パターンA:そもそも確定申告をしていない場合
この場合は「還付申告」を行います。先ほども触れましたが、対象となる年の翌年1月1日から5年間は申告可能です。今からでも作成コーナーで「〇年分」の申告書を作成し、提出すればお金が戻ってきますし、住民税の通知も修正されます(住民税は自治体によって対応時期が異なりますが、基本的に還付や減額の処理が行われます)。
パターンB:確定申告はしたけど、ふるさと納税を書き忘れた場合
この場合は「更正の請求」という手続きになります。「以前出した申告書が間違っていたので、直してください」というお願いです。これも原則として法定申告期限から5年以内なら可能です。
「更正の請求書」という書類を作成し、寄附金受領証明書を添えて税務署に提出します。理由欄には「寄附金控除の適用漏れ」と書けばOKです。
ふるさと納税と確定申告の完全ガイドまとめ
ふるさと納税と確定申告の関係について、仕組みや手続きの方法を解説してきました。
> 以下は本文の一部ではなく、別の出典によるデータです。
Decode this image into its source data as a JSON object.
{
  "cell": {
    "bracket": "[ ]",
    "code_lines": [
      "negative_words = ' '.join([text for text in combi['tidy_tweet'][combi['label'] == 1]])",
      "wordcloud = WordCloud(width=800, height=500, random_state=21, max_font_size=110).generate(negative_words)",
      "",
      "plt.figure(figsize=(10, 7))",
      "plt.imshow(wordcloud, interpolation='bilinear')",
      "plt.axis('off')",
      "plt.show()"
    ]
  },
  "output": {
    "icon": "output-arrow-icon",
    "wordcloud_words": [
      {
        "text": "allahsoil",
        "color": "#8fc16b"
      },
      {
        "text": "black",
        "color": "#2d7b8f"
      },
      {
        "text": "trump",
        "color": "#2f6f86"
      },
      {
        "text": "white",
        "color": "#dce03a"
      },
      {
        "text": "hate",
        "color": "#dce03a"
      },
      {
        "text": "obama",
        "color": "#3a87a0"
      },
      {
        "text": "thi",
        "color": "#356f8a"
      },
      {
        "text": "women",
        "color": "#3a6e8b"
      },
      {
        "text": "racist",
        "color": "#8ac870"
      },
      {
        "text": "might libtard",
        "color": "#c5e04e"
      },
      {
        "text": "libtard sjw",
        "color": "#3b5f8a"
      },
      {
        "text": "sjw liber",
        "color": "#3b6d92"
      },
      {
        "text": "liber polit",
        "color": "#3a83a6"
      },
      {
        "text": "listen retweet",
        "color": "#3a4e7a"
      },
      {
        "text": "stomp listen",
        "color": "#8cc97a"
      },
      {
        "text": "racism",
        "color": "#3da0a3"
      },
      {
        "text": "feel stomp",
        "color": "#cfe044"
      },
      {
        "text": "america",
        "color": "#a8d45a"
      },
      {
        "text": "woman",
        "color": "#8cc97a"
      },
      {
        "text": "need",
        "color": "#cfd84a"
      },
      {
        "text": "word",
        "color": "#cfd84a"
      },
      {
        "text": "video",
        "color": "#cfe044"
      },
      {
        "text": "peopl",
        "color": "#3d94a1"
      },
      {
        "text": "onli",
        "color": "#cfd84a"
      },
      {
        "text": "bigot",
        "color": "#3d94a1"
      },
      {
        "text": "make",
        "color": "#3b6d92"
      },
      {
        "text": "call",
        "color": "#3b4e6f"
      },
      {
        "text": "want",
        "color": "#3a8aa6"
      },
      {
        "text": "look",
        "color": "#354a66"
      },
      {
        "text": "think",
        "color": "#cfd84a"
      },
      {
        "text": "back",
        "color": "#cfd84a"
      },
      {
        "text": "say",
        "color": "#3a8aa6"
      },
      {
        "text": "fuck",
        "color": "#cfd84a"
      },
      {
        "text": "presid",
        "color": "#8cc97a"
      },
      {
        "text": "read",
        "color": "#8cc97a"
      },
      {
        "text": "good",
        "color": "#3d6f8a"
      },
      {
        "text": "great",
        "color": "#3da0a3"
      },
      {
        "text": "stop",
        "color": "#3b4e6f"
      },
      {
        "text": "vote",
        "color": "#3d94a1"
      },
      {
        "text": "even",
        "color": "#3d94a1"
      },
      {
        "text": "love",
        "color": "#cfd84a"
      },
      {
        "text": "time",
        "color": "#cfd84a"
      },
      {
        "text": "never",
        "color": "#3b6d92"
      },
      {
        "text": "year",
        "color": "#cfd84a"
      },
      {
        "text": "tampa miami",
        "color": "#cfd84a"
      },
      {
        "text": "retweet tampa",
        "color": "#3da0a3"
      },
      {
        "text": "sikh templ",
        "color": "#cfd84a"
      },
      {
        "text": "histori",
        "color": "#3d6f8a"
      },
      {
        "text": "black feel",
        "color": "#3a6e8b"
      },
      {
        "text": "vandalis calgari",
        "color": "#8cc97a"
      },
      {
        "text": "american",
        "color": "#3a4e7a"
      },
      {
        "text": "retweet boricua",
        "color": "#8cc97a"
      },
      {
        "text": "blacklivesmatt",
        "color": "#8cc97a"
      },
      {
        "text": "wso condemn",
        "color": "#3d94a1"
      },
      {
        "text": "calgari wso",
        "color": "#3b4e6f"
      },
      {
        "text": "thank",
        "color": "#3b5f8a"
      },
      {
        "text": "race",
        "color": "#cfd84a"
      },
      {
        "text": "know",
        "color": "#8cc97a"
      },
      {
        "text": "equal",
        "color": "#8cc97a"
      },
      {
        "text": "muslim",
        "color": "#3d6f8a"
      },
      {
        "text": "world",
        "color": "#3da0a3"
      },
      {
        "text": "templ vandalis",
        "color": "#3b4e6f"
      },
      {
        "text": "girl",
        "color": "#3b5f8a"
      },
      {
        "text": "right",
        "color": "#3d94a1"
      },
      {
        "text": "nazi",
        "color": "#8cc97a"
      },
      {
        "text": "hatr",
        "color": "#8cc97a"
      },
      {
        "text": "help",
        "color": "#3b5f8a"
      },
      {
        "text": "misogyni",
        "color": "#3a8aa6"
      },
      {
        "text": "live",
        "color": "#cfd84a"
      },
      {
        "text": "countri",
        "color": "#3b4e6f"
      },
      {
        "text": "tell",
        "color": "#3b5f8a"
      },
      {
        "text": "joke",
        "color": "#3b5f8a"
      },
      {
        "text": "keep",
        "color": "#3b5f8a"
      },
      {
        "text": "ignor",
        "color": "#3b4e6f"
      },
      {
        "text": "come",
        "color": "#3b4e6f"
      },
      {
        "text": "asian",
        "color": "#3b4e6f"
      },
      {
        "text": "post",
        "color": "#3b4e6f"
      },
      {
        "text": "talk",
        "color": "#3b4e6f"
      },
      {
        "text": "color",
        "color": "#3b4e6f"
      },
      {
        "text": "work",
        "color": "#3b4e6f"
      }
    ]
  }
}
最後に、重要なポイントをもう一度整理しておきましょう。
- 確定申告をするとワンストップ特例は無効になる
医療費控除などで確定申告をする際は、必ずふるさと納税分も一緒に入力すること。 - 会社員でも申告が必要なケースを見逃さない
寄附先が6箇所以上の場合や、高所得者、副業がある場合は必須です。 - スマホ申告(e-Tax)が圧倒的に楽
マイナンバーカードと連携すれば、面倒な手入力や書類送付を大幅にカットできます。 - 忘れても5年以内ならリカバリー可能
「還付申告」や「更正の請求」で取り戻せるので、諦めずに手続きをしましょう。
ふるさと納税は、正しく手続きをして初めて「お得」になる制度です。「難しそうだから」と後回しにせず、この記事を参考にサクッと手続きを終わらせてしまいましょう。最初は戸惑うかもしれませんが、一度スマホで完了させてしまえば「なんだ、こんなに簡単だったのか」と思えるはずですよ。しっかり申告して、美味しい返礼品と税金の控除、両方を賢くゲットしてくださいね!
※本記事は執筆時点の税制に基づいています。個別の税務判断については、税務署や税理士などの専門家にご相談ください。